Up next is "Dino," the Dean Martin biopic that Schrader has scripted for Scorsese, and a prequel to "The Exorcist," which will be his first studio feature as a director since "Cat People" 20 years ago. "I'm pretty excited," he says. "It's nice to have a safety net, a big budget and toys at my disposal." It's also a fitting undertaking for a storyteller drawn again and again to parables of sin and salvation, of divinity in humanity, and the devil in the flesh.

When I caught up with Schrader a couple of weeks before the release of "Auto Focus," he was in an unexpectedly jocular mode, punctuating his comments with sly grins and wheezy chuckles. At 56, Schrader no longer writes under the influence and seems at peace with his demons.
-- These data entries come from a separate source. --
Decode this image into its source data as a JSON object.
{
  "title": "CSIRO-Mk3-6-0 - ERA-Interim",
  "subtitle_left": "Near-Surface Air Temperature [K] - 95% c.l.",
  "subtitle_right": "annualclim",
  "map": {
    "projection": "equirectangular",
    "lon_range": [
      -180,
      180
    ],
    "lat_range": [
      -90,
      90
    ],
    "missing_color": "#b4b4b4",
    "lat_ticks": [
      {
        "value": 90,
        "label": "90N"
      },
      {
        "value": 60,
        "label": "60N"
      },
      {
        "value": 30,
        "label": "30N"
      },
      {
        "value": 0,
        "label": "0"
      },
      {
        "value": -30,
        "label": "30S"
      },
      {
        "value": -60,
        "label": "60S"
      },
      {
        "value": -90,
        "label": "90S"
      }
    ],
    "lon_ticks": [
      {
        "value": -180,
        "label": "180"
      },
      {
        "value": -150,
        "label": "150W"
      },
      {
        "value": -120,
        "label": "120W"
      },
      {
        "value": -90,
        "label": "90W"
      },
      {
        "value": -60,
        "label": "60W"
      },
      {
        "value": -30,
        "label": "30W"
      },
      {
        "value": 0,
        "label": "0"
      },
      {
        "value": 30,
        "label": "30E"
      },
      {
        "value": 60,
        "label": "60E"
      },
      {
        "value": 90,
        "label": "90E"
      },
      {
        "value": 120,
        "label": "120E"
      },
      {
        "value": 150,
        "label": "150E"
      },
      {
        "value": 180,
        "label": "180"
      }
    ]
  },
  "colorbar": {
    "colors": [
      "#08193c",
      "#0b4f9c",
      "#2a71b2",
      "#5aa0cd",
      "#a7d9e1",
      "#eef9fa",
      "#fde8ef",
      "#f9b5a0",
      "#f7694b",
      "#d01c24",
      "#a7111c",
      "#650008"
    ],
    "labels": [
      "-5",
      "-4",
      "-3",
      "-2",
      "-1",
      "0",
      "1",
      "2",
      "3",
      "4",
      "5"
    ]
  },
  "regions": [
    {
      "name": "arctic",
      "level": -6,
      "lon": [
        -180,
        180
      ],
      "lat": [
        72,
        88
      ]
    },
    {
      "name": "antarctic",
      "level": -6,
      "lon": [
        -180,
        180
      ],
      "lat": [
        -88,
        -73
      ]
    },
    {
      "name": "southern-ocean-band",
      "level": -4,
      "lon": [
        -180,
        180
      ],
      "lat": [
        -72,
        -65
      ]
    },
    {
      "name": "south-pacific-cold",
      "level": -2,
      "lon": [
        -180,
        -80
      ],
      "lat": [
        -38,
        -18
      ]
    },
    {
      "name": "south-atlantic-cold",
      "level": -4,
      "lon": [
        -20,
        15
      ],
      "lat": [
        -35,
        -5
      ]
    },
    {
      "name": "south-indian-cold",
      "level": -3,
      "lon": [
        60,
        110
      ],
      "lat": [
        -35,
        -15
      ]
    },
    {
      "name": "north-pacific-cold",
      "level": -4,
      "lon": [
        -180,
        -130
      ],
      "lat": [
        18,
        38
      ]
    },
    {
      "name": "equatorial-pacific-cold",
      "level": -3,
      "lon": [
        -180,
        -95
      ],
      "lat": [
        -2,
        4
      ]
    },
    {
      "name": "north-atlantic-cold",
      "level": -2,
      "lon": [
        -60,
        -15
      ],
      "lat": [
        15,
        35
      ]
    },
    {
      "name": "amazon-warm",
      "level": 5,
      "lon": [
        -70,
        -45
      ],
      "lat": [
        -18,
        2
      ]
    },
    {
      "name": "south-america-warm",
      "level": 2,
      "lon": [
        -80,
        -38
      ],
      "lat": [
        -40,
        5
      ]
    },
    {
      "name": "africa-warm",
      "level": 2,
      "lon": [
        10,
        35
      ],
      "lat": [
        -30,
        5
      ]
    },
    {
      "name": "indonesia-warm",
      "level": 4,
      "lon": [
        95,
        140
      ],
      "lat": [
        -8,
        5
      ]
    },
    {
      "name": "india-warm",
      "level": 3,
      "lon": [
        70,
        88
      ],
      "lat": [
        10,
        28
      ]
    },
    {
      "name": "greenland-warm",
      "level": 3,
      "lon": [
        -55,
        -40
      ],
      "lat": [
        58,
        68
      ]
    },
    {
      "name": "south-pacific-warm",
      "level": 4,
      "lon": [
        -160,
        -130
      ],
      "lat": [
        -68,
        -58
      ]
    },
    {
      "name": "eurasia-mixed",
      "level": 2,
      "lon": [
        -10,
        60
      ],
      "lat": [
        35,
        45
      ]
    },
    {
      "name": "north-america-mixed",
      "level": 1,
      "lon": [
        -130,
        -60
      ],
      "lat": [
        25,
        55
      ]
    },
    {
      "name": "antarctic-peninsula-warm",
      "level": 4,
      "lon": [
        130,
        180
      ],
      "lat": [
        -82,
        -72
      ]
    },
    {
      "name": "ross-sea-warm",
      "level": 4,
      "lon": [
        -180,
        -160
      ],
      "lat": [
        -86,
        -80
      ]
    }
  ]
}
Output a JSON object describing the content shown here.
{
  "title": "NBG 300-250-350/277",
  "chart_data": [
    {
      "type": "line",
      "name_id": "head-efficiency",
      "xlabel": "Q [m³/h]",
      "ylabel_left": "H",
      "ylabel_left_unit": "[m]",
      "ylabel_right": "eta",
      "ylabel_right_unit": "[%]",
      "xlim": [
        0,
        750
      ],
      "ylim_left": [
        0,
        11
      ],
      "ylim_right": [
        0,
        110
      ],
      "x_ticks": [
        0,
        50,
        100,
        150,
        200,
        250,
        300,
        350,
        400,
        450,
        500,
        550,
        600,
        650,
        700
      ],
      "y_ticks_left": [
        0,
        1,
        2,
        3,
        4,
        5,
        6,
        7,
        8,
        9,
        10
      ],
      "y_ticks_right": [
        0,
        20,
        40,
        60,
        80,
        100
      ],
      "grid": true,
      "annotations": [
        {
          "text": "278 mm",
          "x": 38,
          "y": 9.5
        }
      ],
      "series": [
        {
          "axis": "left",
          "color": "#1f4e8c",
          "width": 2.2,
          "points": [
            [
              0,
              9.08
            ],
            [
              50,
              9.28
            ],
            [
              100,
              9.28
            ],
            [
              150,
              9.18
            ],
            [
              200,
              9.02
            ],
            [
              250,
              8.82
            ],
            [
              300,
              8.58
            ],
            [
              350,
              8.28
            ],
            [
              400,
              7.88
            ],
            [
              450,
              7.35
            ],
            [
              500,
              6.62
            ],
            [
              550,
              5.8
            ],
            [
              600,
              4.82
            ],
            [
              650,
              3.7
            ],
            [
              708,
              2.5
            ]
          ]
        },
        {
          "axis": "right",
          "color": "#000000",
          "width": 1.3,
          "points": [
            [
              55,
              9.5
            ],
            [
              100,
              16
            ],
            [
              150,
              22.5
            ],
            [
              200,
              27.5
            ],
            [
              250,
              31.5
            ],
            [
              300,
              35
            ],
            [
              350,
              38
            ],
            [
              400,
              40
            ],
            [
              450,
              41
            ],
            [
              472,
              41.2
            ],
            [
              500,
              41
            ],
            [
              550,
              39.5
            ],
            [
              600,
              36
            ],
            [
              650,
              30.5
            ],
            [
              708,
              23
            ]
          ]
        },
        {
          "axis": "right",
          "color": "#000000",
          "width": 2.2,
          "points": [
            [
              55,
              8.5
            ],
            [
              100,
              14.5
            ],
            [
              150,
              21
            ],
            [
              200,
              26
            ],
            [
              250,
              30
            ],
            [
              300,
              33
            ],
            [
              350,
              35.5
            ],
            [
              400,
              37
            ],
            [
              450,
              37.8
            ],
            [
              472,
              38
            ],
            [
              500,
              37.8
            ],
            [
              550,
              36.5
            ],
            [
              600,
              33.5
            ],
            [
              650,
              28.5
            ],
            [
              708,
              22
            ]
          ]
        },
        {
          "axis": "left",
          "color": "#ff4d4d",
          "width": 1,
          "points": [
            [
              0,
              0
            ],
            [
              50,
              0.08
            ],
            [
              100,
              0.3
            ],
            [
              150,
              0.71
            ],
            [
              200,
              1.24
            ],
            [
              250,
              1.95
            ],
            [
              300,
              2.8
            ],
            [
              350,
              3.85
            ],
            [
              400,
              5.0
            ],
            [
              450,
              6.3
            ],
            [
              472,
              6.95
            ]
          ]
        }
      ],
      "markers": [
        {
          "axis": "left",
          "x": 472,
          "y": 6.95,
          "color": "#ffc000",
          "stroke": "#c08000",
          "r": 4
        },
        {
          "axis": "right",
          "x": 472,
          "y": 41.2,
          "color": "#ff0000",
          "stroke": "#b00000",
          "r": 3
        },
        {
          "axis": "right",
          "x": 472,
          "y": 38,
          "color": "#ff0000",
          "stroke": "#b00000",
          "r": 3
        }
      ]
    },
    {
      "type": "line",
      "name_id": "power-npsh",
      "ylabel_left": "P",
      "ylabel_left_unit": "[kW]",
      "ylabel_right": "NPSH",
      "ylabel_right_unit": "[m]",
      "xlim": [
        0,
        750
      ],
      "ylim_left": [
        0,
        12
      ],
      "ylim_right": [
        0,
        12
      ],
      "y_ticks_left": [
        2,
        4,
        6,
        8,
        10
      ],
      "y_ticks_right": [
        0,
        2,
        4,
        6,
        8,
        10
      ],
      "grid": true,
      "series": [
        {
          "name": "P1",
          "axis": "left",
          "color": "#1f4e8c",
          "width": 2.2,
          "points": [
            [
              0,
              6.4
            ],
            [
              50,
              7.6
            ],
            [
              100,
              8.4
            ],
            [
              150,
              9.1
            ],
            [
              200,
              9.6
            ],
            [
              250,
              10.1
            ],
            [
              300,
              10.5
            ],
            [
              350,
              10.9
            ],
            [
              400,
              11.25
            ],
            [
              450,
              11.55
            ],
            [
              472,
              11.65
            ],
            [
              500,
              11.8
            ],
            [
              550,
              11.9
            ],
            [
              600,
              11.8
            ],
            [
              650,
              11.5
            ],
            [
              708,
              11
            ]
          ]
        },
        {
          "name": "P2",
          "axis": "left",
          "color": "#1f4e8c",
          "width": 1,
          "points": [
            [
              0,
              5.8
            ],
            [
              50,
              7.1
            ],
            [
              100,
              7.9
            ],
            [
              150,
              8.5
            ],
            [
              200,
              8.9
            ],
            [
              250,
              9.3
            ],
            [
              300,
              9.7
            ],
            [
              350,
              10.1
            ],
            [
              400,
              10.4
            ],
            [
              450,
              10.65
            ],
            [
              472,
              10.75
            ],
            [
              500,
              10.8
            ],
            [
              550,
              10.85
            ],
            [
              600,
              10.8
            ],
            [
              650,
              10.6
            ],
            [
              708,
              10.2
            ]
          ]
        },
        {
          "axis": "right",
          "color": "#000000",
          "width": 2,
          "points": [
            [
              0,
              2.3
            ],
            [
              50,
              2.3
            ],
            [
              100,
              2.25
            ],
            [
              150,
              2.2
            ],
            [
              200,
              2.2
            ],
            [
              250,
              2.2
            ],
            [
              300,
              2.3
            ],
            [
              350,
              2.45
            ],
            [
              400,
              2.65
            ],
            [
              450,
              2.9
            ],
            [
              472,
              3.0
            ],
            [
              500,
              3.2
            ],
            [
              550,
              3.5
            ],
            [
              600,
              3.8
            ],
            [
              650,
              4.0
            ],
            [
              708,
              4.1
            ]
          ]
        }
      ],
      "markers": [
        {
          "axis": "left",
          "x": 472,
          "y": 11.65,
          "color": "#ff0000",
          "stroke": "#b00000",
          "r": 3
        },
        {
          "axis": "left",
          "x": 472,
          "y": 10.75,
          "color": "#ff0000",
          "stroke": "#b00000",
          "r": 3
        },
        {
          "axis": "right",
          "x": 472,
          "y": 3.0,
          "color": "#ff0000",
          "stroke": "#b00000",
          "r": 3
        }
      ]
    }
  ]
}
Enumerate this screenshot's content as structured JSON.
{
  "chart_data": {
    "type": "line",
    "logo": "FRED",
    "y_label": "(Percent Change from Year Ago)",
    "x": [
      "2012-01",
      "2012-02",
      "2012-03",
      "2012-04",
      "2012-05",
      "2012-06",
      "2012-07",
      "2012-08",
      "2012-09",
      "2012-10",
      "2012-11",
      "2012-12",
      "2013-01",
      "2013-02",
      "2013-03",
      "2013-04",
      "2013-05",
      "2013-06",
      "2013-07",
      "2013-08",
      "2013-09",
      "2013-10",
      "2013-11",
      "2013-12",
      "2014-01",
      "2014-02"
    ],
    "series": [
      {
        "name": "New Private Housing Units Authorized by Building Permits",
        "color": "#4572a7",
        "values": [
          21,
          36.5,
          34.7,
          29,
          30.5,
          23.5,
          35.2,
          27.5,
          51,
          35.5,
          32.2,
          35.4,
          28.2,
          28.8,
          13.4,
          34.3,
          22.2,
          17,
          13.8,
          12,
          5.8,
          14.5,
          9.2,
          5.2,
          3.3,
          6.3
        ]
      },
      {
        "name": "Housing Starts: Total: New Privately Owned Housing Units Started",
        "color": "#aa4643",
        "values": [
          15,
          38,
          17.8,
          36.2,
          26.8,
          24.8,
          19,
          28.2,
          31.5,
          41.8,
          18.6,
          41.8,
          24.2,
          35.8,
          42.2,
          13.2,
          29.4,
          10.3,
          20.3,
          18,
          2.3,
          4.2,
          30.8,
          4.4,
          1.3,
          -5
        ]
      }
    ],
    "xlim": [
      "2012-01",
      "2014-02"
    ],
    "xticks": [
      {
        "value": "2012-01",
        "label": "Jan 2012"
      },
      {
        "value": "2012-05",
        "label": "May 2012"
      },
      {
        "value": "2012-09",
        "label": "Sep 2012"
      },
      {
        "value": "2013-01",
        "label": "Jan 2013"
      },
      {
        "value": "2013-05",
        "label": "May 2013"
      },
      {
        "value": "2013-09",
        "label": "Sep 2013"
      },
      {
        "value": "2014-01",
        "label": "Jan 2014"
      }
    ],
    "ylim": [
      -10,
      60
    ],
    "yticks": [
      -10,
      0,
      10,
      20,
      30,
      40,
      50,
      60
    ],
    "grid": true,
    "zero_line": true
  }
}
Yet, scrunched into an armchair and gripping a cup of strong black coffee, he still gives off some of the restless energy of a man taught early on in life that "this earth is not your home." I spoke with him about Crane and Carpenter's odd-couple relationship, sexuality and homoeroticism, his Calvinist background, and his filmmaking approach.

What attracted you to this project?

The first attraction was the relationship of Bob Crane and John Carpenter, which was something like I'd seen in Stephen Frears' movie "Prick Up Your Ears," about the playwright Joe Orton and his lover. I liked that dynamic. I thought it would be cool if I could do an American middle-aged heterosexual TV-star version of the relationship between Joe Orton and Kenneth Halliwell. That first drew me in. And as I got into it, I came to realize that Crane was not dissimilar from other characters I'd created. Like the "Taxi Driver" or Nick Nolte in "Affliction," there was a disconnect between who he thought he was and what he was doing.

Does "Auto Focus" continue what you call the "lonely man in his room" theme that began with Travis Bickle?

In some ways, but when I've dealt with characters like this before, these existential loners, they tend to be introspective. They don't get it, but they're trying to figure out how to get it. The interesting thing to me about Crane was that he was not only clueless, he was clueless about being clueless. And I think his greatest flaw wasn't sex, it was selfishness. Hence the title. I don't think he understood or appreciated how his actions affected other people. It was just sort of blithe egoism. So the challenge then was to try to make a film about a superficial character that wasn't a superficial film.

Crane's obsession with sex seems almost adolescent -- even the Crane and Carpenter affair: the combination of peer pressure and adulation.

Yeah, well, they needed each other. If Crane hadn't found Carpenter, he would have found another Carpenter and vice versa. It's hard to know who was the yin, who was the yang. Was John Carpenter the dark side of Bob Crane, or was Bob Crane the dark side of John Carpenter?

The casting is dead-on.

Greg and Willem are such different types. You know, it's like Oscar and Felix. I mean, what could be more fun? Episode 56: Oscar and Felix make a porn film. With the Pigeon sisters! [Laughs.]

It's interesting how the video camera is both witness and accomplice in their exploits.

Well, you know, there were all these elements going on -- exhibitionism and voyeurism, being seen and being watched, and cataloging it all. Bob Crane Jr. told me that he thought his father got more off on the video aspect than he did on the sexual aspect.

That came across especially with the scene when Crane and Carpenter are masturbating to their own video. Was that in the original script?

No. I love that scene. [Mimics Crane.] "What is it about women, Carp?" You know, two great philosophers here discussing women. "Can't live with 'em, can't live without 'em." "Truer words were never spoken." [Laughs.] I put that in, I thought it was just a hoot. I was biting my tongue behind the camera to keep from laughing. It was my sort of Norman Rockwell tableau of American male sexuality. You take these kind of Rat Pack guys who have to trade in their narrow ties for beads and bell bottoms in order to score chicks. But of course they remain the same sexist jerks they always were. It's a fascinating period in American male sexual identity.

Were you a fan of "Hogan's Heroes" growing up?

Not really. I was in college when it was on and it was the last thing I was interested in. With the various cultural upheavals and changes that were happening in the '60s, sitcoms just weren't where I was.

You didn't get to watch movies until you were 17 or so. What exactly is the Calvinist objection to cinema?

It happened during the '20s, during the Jazz Age. Our church had a synodical decree outlawing what they called the worldly amusements: cinema attendance, dancing, drinking, card playing, smoking and the like. It wasn't just one individual film either, because the movie industry was seen as corrupt; so it was all forbidden. That was just church edict. It's gone now, that whole world is gone now, but that's the way it was when I was growing up.